The care sequence plans can be adapted to different cancer centers to reflect the specific biomarker testing deployed and turnaround times. In the coming months, LUNGevity and ACCC will implement these care plans at three pilot community cancer care sites, which treat underserved communities. They will gather data on how the care sequence plans impacted communication and patient care, and use the learnings to develop a program that any site can implement.
"We thought that if we could create something that resonates with lung cancer patients, who tell us that they often feel overlooked or that they don't receive enough time with their providers, then that could be a big step forward in this whole diagnosis experience," Martin said.

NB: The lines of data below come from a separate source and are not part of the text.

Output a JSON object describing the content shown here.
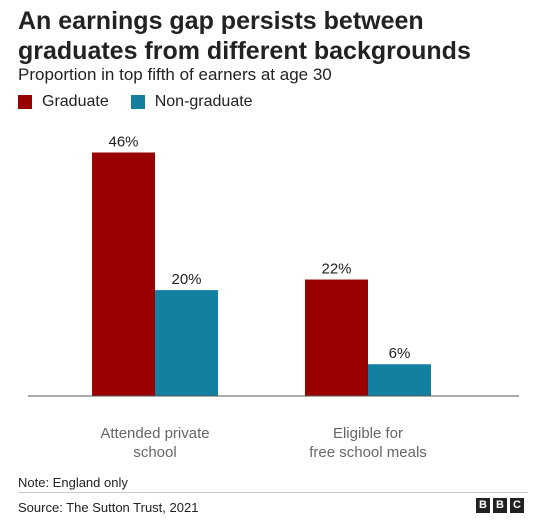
{
  "header": {
    "title": "An earnings gap persists between graduates from different backgrounds",
    "subtitle": "Proportion in top fifth of earners at age 30"
  },
  "chart_data": {
    "type": "bar",
    "categories": [
      "Attended private school",
      "Eligible for free school meals"
    ],
    "category_lines": [
      [
        "Attended private",
        "school"
      ],
      [
        "Eligible for",
        "free school meals"
      ]
    ],
    "series": [
      {
        "name": "Graduate",
        "values": [
          46,
          22
        ],
        "labels": [
          "46%",
          "22%"
        ],
        "color": "#990000"
      },
      {
        "name": "Non-graduate",
        "values": [
          20,
          6
        ],
        "labels": [
          "20%",
          "6%"
        ],
        "color": "#1380a1"
      }
    ],
    "ylim": [
      0,
      50
    ],
    "legend_position": "top-left",
    "grid": false
  },
  "footer": {
    "note": "Note: England only",
    "source": "Source: The Sutton Trust, 2021",
    "logo": [
      "B",
      "B",
      "C"
    ]
  }
}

Last year, LUNGevity also launched a separate campaign called "No One Missed" to empower patients to ask the right questions about biomarker testing and understand their rights to results and information.
"As opposed to the 4R program where we're deeply embedded inside of a healthcare system but not out and about in the community, the No One Missed is kind of the inverse of that," Martin said, suggesting that these initiatives together have the potential to improve physician-patient communication in precision oncology and reduce biomarker testing disparities.